The point at which you can KNOW data is bad is the point at which you know all of the variables and all the details of the phenomena observing. It's like "experimenting" with 1+1 on a calculator. When it give you a 12 you know you've got bad data (you keyed in 11+1 or 1+11 or something), but that's only because you know the entire system and what it's supposed to do. It's not an experiment at that point, and there's no fucking point in doing it.
If you're experimenting on something then you don't know the entire system. If you don't know the entire system then you cannot know for sure whether any data is bad or not.
Even without going to that extreme. "bad data" - even obviously "bad data" - is merely a failure to control variables. The methodology and experiment as a whole is then suspect. Repeat with better control and methodology, or deal with the small amount of ugliness in the graph that the "bad data" may have contributed.
Re:Morons by blue+trane · 2014-12-18 21:19 · Score: 1

Understandable reaction to the quantity of smugness in the story?
altitude noise? by Anonymous Coward · 2014-12-19 07:45 · Score: 0

how to interpret noise with regard to altitude or temperature?

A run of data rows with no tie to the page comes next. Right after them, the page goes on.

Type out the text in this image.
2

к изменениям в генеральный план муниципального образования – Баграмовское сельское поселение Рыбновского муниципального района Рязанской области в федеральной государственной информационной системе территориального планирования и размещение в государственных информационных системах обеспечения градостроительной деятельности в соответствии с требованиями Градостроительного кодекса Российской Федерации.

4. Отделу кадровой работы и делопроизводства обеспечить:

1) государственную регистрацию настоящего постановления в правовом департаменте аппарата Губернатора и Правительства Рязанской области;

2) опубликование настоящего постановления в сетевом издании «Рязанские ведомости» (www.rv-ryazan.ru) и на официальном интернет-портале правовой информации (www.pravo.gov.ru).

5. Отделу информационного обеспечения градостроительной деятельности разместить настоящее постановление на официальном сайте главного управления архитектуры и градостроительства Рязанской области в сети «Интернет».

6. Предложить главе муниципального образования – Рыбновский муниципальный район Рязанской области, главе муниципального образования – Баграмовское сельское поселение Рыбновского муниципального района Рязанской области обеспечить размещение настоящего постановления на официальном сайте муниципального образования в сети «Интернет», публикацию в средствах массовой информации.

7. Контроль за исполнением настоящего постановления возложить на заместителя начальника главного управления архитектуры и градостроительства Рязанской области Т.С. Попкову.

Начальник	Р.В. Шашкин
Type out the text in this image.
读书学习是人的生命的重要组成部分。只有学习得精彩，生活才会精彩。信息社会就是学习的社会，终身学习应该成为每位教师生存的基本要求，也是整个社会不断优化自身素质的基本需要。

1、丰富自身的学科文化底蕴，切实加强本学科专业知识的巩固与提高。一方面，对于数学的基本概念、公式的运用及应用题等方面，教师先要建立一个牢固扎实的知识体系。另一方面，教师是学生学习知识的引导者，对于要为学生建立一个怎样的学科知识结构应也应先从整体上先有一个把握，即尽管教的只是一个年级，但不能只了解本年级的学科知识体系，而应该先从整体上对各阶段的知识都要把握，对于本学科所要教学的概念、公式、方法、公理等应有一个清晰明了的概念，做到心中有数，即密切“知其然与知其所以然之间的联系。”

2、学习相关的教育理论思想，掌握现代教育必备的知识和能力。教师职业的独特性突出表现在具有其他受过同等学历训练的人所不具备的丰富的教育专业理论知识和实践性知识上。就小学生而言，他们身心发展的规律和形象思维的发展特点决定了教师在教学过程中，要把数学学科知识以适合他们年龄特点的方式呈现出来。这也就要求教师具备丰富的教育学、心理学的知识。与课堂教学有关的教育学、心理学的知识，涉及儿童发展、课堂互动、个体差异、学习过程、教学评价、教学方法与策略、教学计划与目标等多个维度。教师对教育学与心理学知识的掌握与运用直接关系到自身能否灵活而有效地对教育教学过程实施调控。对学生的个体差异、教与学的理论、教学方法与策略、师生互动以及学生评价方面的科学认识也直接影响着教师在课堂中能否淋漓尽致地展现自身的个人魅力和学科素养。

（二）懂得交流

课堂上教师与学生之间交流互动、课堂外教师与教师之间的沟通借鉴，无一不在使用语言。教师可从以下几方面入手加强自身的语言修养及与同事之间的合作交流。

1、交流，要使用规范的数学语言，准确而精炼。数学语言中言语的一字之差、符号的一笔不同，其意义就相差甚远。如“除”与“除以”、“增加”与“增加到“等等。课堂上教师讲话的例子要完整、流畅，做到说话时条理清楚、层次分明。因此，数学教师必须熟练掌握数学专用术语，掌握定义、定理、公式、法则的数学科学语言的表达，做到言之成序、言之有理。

I guess it is much more related to Observational error
Temp vs CO2? by iMactheKnife · 2014-12-19 09:02 · Score: 1

Hmmm. there is a lot more noise in the global temperature data than there is the atmospheric concentration of CO2.
Re:Finally prove climate change! by gzuckier · 2014-12-19 10:21 · Score: 1

Now that they've found a way to filter out ("ignore") data that doesn't fit, maybe now they'll actually be able to conclusively prove that climate change exists!
Oh, wait. They are already ignoring the data that doesn't fit, so I guess this won't help. Well, maybe sometime in the next 50 years they'll actually come up with a model that is accurate for more than 2-3 years in the future.
There's undoubtedly more noise in climate data than in CO2 data, so you've just reminded us about the "climate makes CO2 rise, not the other way around" argument and it is now even more clear that it is false. Good job!.

--
Star Trek transporters are just 3d printers.